Star-Press Editorial Criticizes the Number of TIF Districts in Delaware County

From Larry Riley in the Muncie Star-Press:

So … coming soon to a neighborhood near you … a brand new tax increment financing district.

Hard to believe the latest TIF district, extending from northwest of downtown to and through the Village beside Ball State, will be the 27th — count ’em — TIF district somewhere in Delaware County, including inside Muncie and Yorktown.

I guess we could say this is the 28th TIF district if we include the one TIF district that, if memory serves, actually got dissolved after accomplishing the mission for which the district was created.

That would be the TIF district for Meijer and Menards when those businesses set up shop out in what was then the boondocks back in the mid 1990s.

And that’s one problem with TIF districts, at least around here: they never go away.

The theory of TIF districts is sound: a local government establishes a development area and puts together a plan to upgrade the needed infrastructure — roads, sewers, sidewalks, maybe even utilities — so private interests will invest in the area by building businesses, hiring workers, creating economic development.

Included in the plan usually are bonds to pay for public expenditures.

Then, all of the property taxes raised from the assessed value of the new commercial construction (and business personal property) that comes after establishing the development area are kept in a separate TIF account instead of getting distributed to the various local governments — city, county, schools, townships.

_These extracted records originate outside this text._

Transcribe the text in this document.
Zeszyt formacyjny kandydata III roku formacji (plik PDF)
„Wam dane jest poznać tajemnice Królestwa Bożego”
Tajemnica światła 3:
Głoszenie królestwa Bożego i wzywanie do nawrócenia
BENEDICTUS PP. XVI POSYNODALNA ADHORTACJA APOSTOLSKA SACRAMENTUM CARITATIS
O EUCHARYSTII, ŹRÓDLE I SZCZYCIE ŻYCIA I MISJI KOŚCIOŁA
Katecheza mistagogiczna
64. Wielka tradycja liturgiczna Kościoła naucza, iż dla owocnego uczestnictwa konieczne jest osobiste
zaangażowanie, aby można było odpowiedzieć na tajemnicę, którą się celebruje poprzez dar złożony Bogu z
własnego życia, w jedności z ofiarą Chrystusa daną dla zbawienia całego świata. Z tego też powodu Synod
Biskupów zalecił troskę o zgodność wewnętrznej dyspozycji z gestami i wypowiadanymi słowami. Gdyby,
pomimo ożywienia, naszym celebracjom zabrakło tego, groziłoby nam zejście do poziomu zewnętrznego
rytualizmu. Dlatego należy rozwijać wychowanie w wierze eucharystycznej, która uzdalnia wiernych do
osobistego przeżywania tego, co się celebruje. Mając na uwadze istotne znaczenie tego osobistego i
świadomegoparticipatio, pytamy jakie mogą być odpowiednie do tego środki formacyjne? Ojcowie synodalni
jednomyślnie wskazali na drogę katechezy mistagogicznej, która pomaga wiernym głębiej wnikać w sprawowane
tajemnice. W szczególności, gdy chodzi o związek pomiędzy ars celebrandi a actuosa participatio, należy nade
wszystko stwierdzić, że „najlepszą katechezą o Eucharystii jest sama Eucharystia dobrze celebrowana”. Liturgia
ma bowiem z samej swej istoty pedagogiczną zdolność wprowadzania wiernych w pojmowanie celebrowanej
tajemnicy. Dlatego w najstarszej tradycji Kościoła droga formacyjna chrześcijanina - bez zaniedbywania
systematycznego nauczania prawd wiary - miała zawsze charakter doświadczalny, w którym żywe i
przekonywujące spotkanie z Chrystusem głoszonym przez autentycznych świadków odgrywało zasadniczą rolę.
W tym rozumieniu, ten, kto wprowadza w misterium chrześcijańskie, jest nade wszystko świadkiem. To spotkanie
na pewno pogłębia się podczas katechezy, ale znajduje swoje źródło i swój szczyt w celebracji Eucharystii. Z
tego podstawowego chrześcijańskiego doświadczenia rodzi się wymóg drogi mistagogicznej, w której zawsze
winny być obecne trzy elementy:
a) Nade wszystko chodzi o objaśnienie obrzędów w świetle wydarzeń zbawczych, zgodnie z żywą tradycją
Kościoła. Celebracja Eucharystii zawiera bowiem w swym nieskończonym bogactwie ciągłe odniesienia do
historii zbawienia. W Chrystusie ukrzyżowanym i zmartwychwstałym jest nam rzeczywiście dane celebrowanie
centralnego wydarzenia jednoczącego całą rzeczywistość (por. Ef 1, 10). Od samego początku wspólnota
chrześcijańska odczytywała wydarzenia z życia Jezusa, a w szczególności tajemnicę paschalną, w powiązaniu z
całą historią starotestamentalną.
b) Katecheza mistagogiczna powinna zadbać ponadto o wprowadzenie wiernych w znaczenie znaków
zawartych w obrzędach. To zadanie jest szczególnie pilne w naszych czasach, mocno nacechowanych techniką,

The money is used to retire the public debt from the bonds over a course of years.

At that time, so the theory goes, the TIF district is dissolved and the new property taxes coming as a result of the private development supports existing local governments. Growth in the tax base becomes growth in tax revenues.

This is the point where we fall short locally.

The TIF districts keep going and going. Until we have 28. Cripes, we only have 12 townships in the county.